Trade data from the US and the European Union show evidence of a significant loss in value due to order cancellations – at an aggregate amount of US$16.2 billion in the said four months.

“In the process, millions of workers faced reduced hours of work and thus reduced income, temporary suspension of work, or job termination,” the report observed.

It pointed out that buyers, in the initial weeks of the crisis, reneged on their financial commitments on roughly US$40 billion in orders – with devastating implications for suppliers and workers.

Analysing suppliers’ accounts or leaked correspondence with buyers, the research found cancellation of orders even after making of products, postponement of delivery and payment, and retroactive price discounts.

In an online survey of Bangladesh employers, styled “Abandoned?! The Impact of Covid-19 on Workers and Businesses at the Boom of Global Garment Supply Chains” in March, the center’s director Mark Annermentioned that it illustrated the extreme fragility of a system based on decades of buyers squeezing down on prices paid to suppliers: factory closures, unpaid workers with no savings to survive the hard times ahead.

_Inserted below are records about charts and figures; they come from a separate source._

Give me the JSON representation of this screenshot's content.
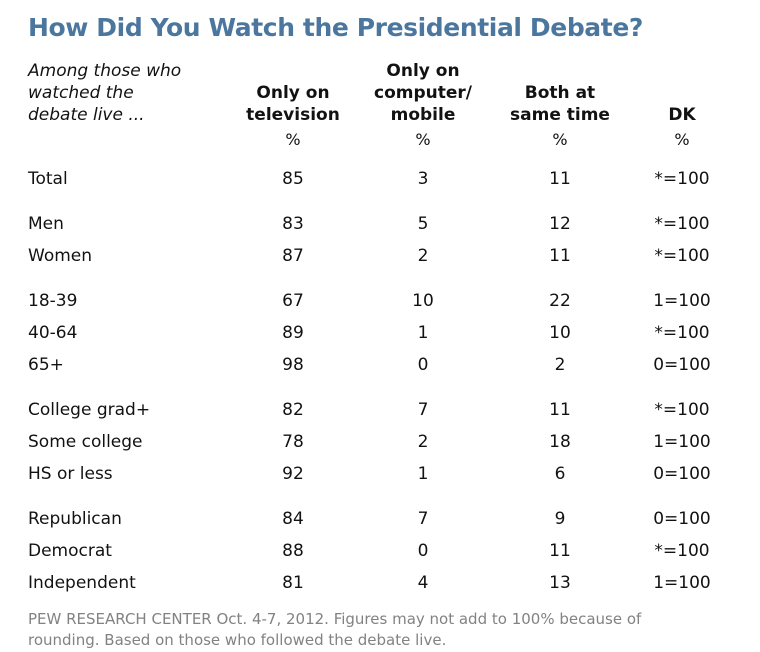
{
  "chart_data": {
    "type": "table",
    "title": "How Did You Watch the Presidential Debate?",
    "subtitle": "Among those who watched the debate live ...",
    "subtitle_display": "Among those who\nwatched the\ndebate live ...",
    "columns": [
      {
        "label": "Only on television",
        "display": "Only on\ntelevision",
        "unit": "%"
      },
      {
        "label": "Only on computer/mobile",
        "display": "Only on\ncomputer/\nmobile",
        "unit": "%"
      },
      {
        "label": "Both at same time",
        "display": "Both at\nsame time",
        "unit": "%"
      },
      {
        "label": "DK",
        "display": "DK",
        "unit": "%"
      }
    ],
    "groups": [
      {
        "rows": [
          {
            "label": "Total",
            "values": [
              85,
              3,
              11
            ],
            "dk": "*=100"
          }
        ]
      },
      {
        "rows": [
          {
            "label": "Men",
            "values": [
              83,
              5,
              12
            ],
            "dk": "*=100"
          },
          {
            "label": "Women",
            "values": [
              87,
              2,
              11
            ],
            "dk": "*=100"
          }
        ]
      },
      {
        "rows": [
          {
            "label": "18-39",
            "values": [
              67,
              10,
              22
            ],
            "dk": "1=100"
          },
          {
            "label": "40-64",
            "values": [
              89,
              1,
              10
            ],
            "dk": "*=100"
          },
          {
            "label": "65+",
            "values": [
              98,
              0,
              2
            ],
            "dk": "0=100"
          }
        ]
      },
      {
        "rows": [
          {
            "label": "College grad+",
            "values": [
              82,
              7,
              11
            ],
            "dk": "*=100"
          },
          {
            "label": "Some college",
            "values": [
              78,
              2,
              18
            ],
            "dk": "1=100"
          },
          {
            "label": "HS or less",
            "values": [
              92,
              1,
              6
            ],
            "dk": "0=100"
          }
        ]
      },
      {
        "rows": [
          {
            "label": "Republican",
            "values": [
              84,
              7,
              9
            ],
            "dk": "0=100"
          },
          {
            "label": "Democrat",
            "values": [
              88,
              0,
              11
            ],
            "dk": "*=100"
          },
          {
            "label": "Independent",
            "values": [
              81,
              4,
              13
            ],
            "dk": "1=100"
          }
        ]
      }
    ],
    "footnote_lines": [
      "PEW RESEARCH CENTER Oct. 4-7, 2012. Figures may not add to 100% because of",
      "rounding. Based on those who followed the debate live."
    ],
    "layout": {
      "title_color": "#4b779f",
      "footnote_color": "#828282"
    }
  }
}
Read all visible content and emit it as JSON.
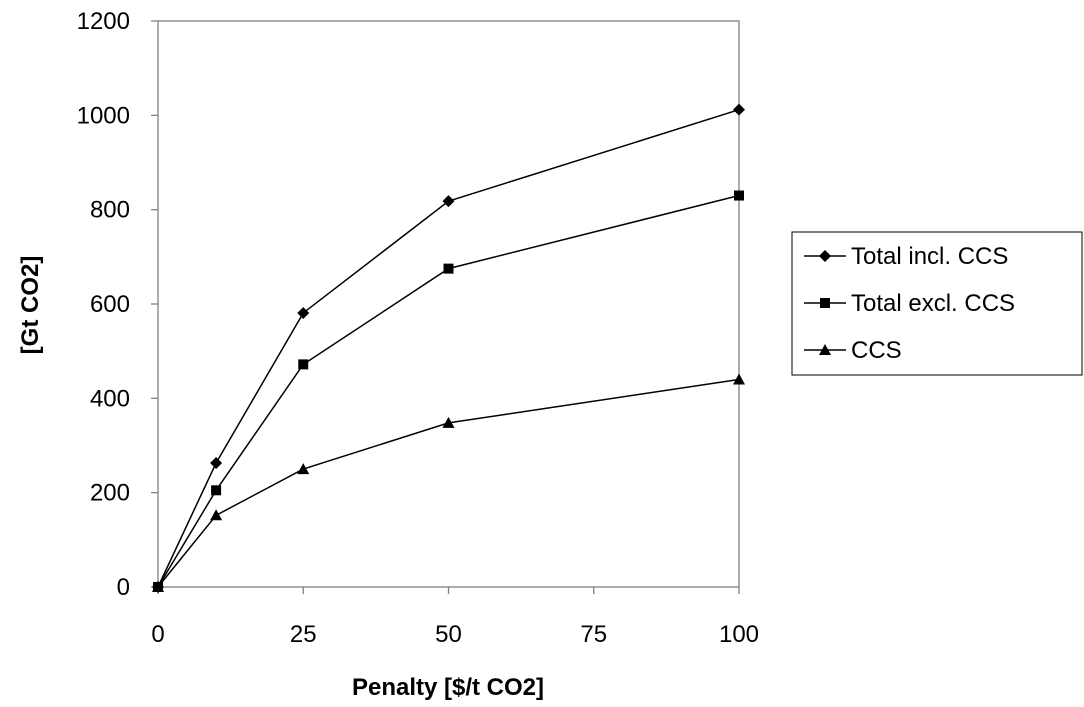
{
  "chart_data": {
    "type": "line",
    "title": "",
    "xlabel": "Penalty [$/t CO2]",
    "ylabel": "[Gt CO2]",
    "x": [
      0,
      10,
      25,
      50,
      100
    ],
    "x_ticks": [
      0,
      25,
      50,
      75,
      100
    ],
    "xlim": [
      0,
      100
    ],
    "y_ticks": [
      0,
      200,
      400,
      600,
      800,
      1000,
      1200
    ],
    "ylim": [
      0,
      1200
    ],
    "grid": false,
    "legend_position": "right",
    "series": [
      {
        "name": "Total incl. CCS",
        "marker": "diamond",
        "values": [
          0,
          263,
          581,
          818,
          1012
        ]
      },
      {
        "name": "Total excl. CCS",
        "marker": "square",
        "values": [
          0,
          205,
          472,
          675,
          830
        ]
      },
      {
        "name": "CCS",
        "marker": "triangle",
        "values": [
          0,
          152,
          250,
          348,
          440
        ]
      }
    ],
    "colors": {
      "line": "#000000",
      "frame": "#808080",
      "background": "#ffffff"
    }
  }
}
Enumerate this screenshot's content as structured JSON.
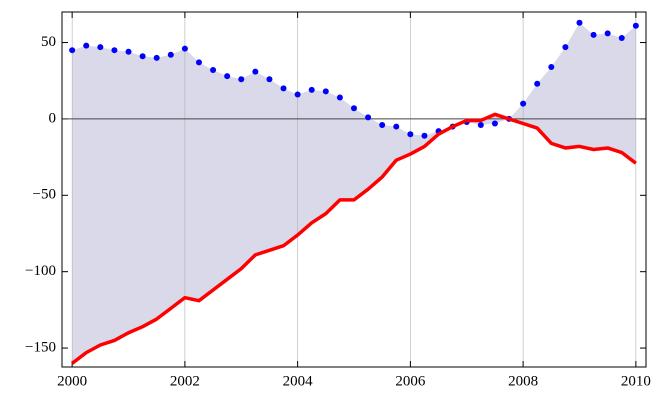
{
  "chart_data": {
    "type": "line",
    "x": [
      2000,
      2000.25,
      2000.5,
      2000.75,
      2001,
      2001.25,
      2001.5,
      2001.75,
      2002,
      2002.25,
      2002.5,
      2002.75,
      2003,
      2003.25,
      2003.5,
      2003.75,
      2004,
      2004.25,
      2004.5,
      2004.75,
      2005,
      2005.25,
      2005.5,
      2005.75,
      2006,
      2006.25,
      2006.5,
      2006.75,
      2007,
      2007.25,
      2007.5,
      2007.75,
      2008,
      2008.25,
      2008.5,
      2008.75,
      2009,
      2009.25,
      2009.5,
      2009.75,
      2010
    ],
    "series": [
      {
        "color": "#0000ff",
        "style": "dots",
        "values": [
          45,
          48,
          47,
          45,
          44,
          41,
          40,
          42,
          46,
          37,
          32,
          28,
          26,
          31,
          26,
          20,
          16,
          19,
          18,
          14,
          7,
          1,
          -4,
          -5,
          -10,
          -11,
          -8,
          -5,
          -2,
          -4,
          -3,
          0,
          10,
          23,
          34,
          47,
          63,
          55,
          56,
          53,
          61
        ]
      },
      {
        "color": "#ff0000",
        "style": "line",
        "values": [
          -160,
          -153,
          -148,
          -145,
          -140,
          -136,
          -131,
          -124,
          -117,
          -119,
          -112,
          -105,
          -98,
          -89,
          -86,
          -83,
          -76,
          -68,
          -62,
          -53,
          -53,
          -46,
          -38,
          -27,
          -23,
          -18,
          -10,
          -5,
          -1,
          -1,
          3,
          0,
          -3,
          -6,
          -16,
          -19,
          -18,
          -20,
          -19,
          -22,
          -29
        ]
      }
    ],
    "fill_between": true,
    "fill_color": "#d9d9ea",
    "xlim": [
      1999.82,
      2010.18
    ],
    "xticks": [
      2000,
      2002,
      2004,
      2006,
      2008,
      2010
    ],
    "ylim": [
      -162.4,
      70
    ],
    "yticks": [
      {
        "value": -150,
        "label": "−150"
      },
      {
        "value": -100,
        "label": "−100"
      },
      {
        "value": -50,
        "label": "−50"
      },
      0,
      50
    ],
    "grid": "x",
    "zero_line": true
  }
}
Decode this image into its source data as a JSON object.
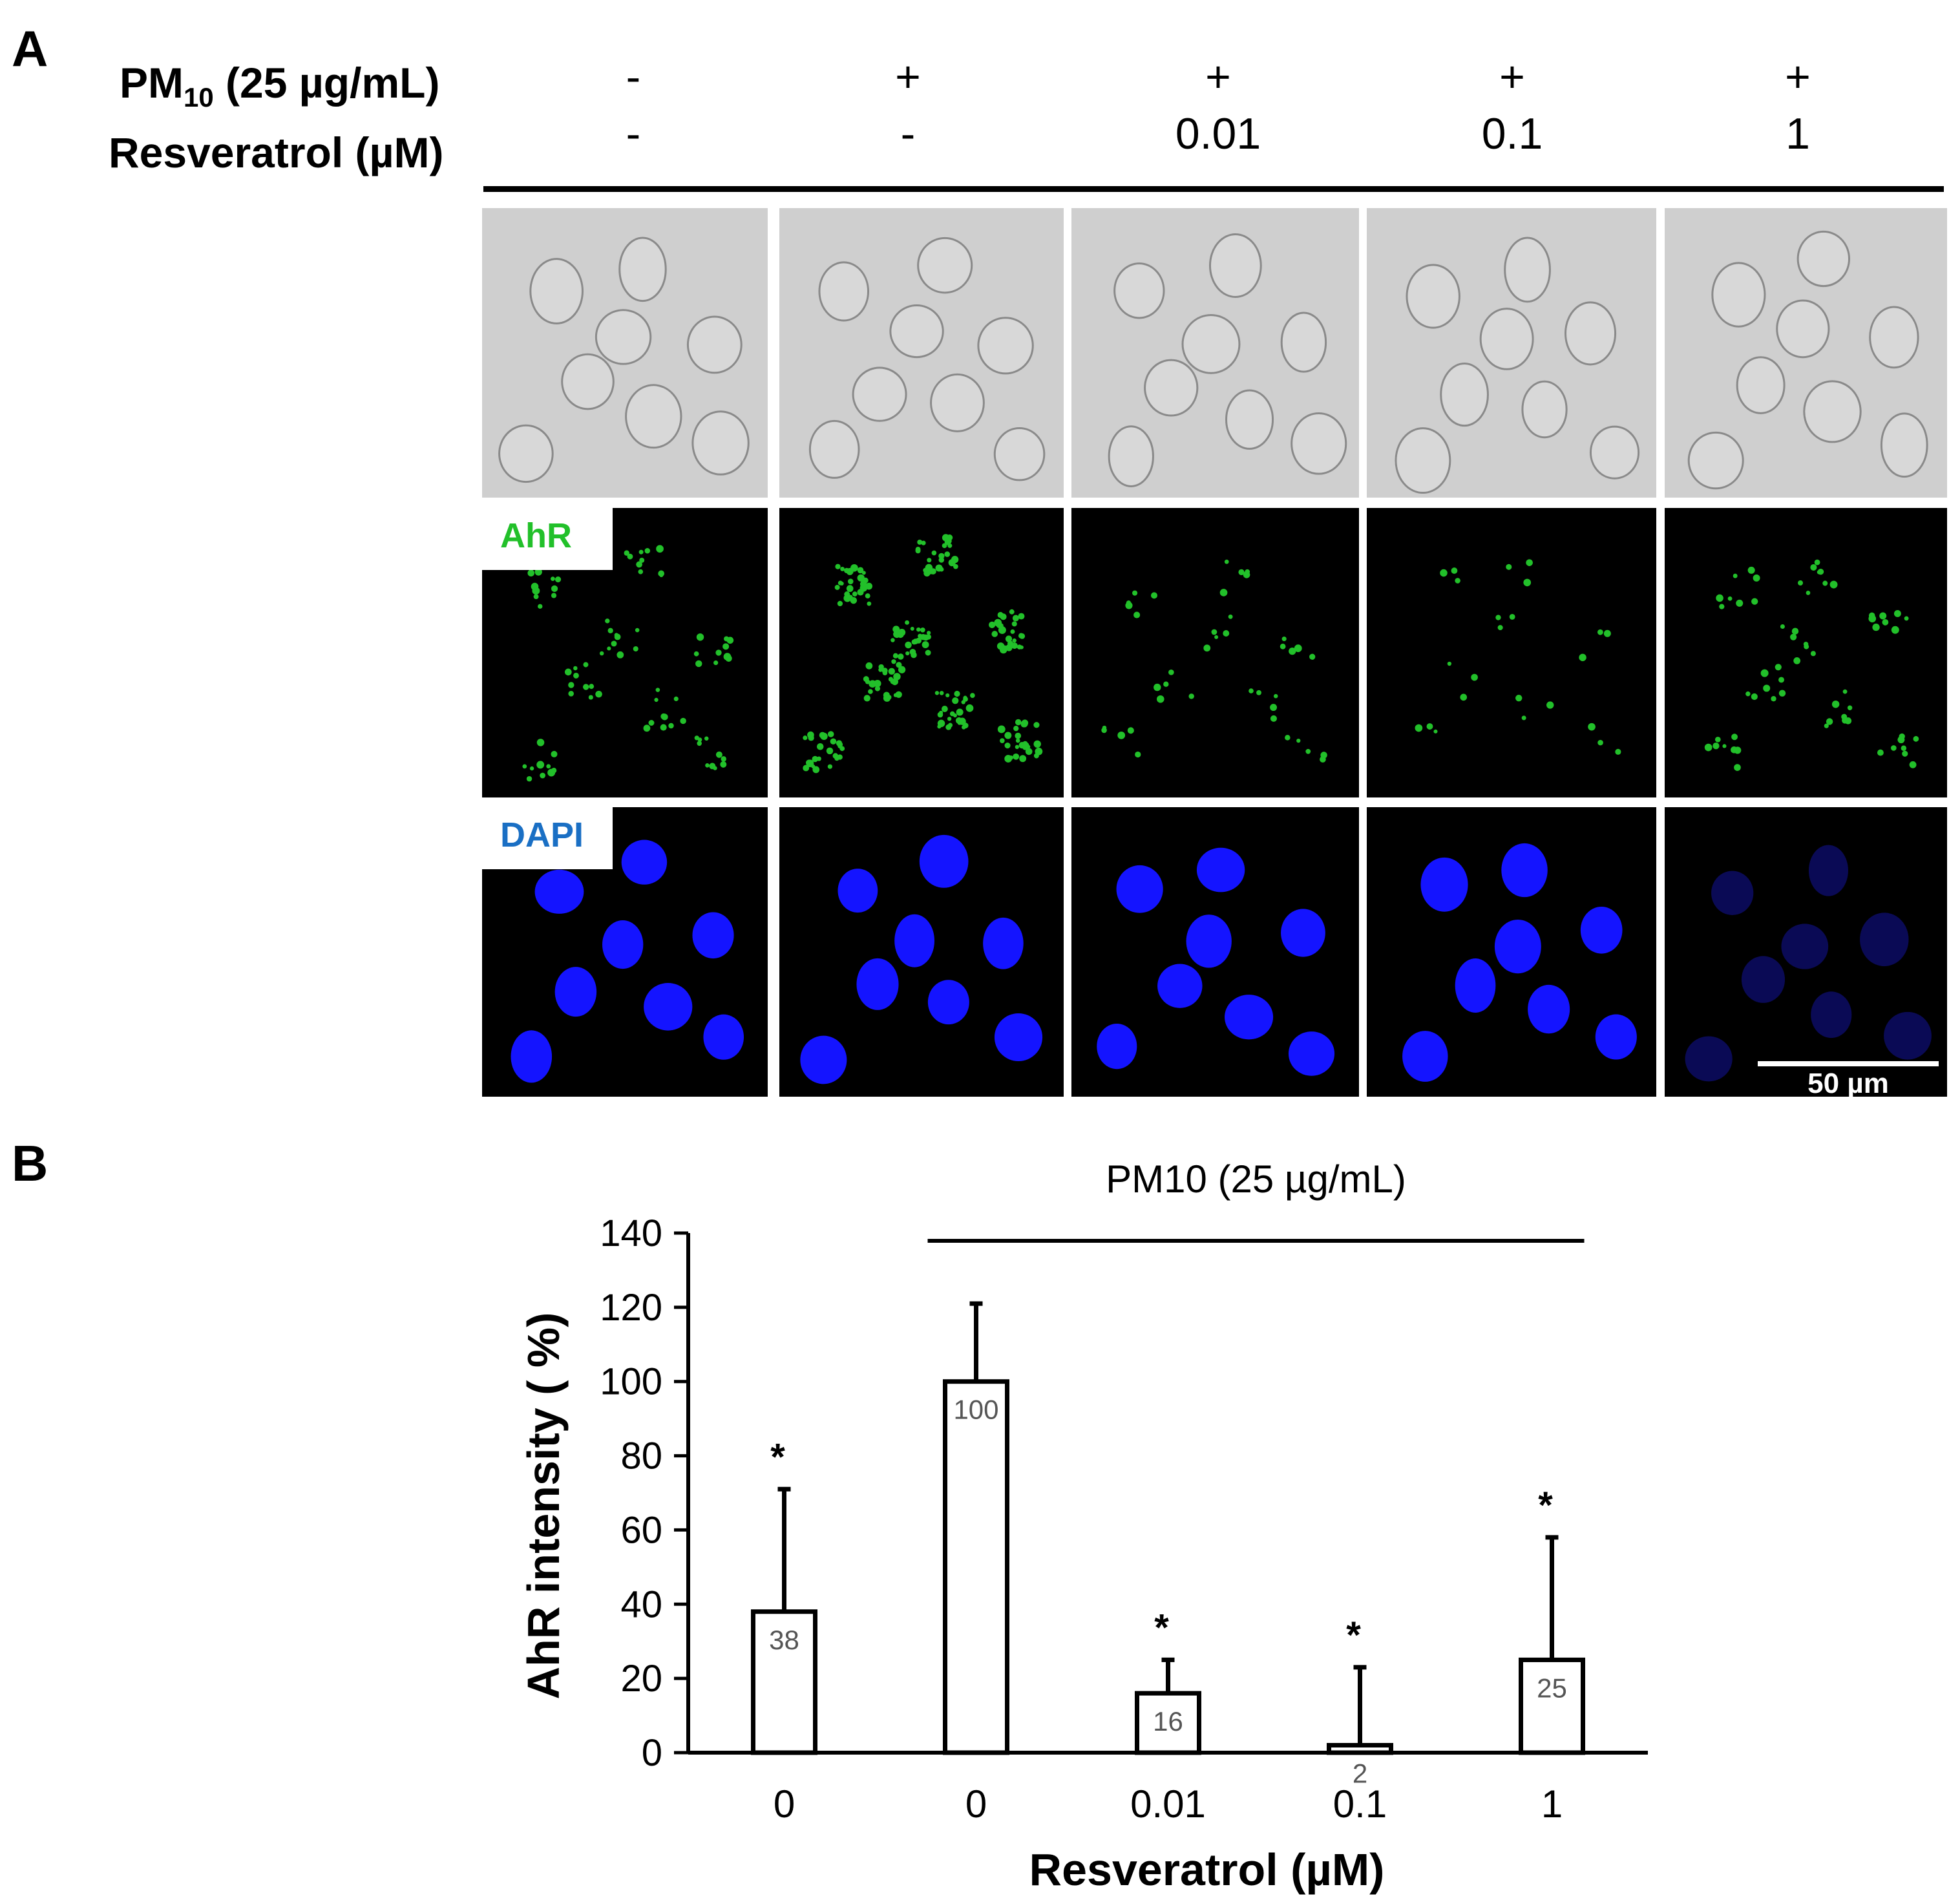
{
  "panel_a": {
    "letter": "A",
    "pm10_label": "PM",
    "pm10_sub": "10",
    "pm10_rest": " (25 µg/mL)",
    "resveratrol_label": "Resveratrol (µM)",
    "pm10_values": [
      "-",
      "+",
      "+",
      "+",
      "+"
    ],
    "resveratrol_values": [
      "-",
      "-",
      "0.01",
      "0.1",
      "1"
    ],
    "row_labels": {
      "ahr": "AhR",
      "dapi": "DAPI"
    },
    "colors": {
      "ahr": "#22c02a",
      "dapi": "#1a6fc4",
      "nuclei": "#1414ff"
    },
    "scale_bar_label": "50 µm"
  },
  "panel_b": {
    "letter": "B"
  },
  "chart_data": {
    "type": "bar",
    "categories": [
      "0",
      "0",
      "0.01",
      "0.1",
      "1"
    ],
    "values": [
      38,
      100,
      16,
      2,
      25
    ],
    "error_upper": [
      71,
      121,
      25,
      23,
      58
    ],
    "significance": [
      "*",
      "",
      "*",
      "*",
      "*"
    ],
    "data_labels": [
      "38",
      "100",
      "16",
      "2",
      "25"
    ],
    "xlabel": "Resveratrol (µM)",
    "ylabel": "AhR intensity ( %)",
    "ylim": [
      0,
      140
    ],
    "yticks": [
      0,
      20,
      40,
      60,
      80,
      100,
      120,
      140
    ],
    "group_label": "PM10 (25 µg/mL)",
    "bar_fill": "#ffffff",
    "grid": false
  }
}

Al Jazeera on Friday report: In a survey of 75 factories in 15 countries, suppliers said they had to wait an average of 77 days for payment, compared with 43 days before the pandemic, raising fears of further factory closures in an industry employing 60 million people worldwide.

“We are seeing a dramatic squeeze down of price, reduced orders and late payment,” Mark Anner was quoted to have said.

Fashion companies cancelled orders worth billions of dollars earlier this year as the coronavirus shuttered stores worldwide, leading to wage losses of up to $5.8billion, Al Jazeera said referring to pressure group Clean Clothes Campaign.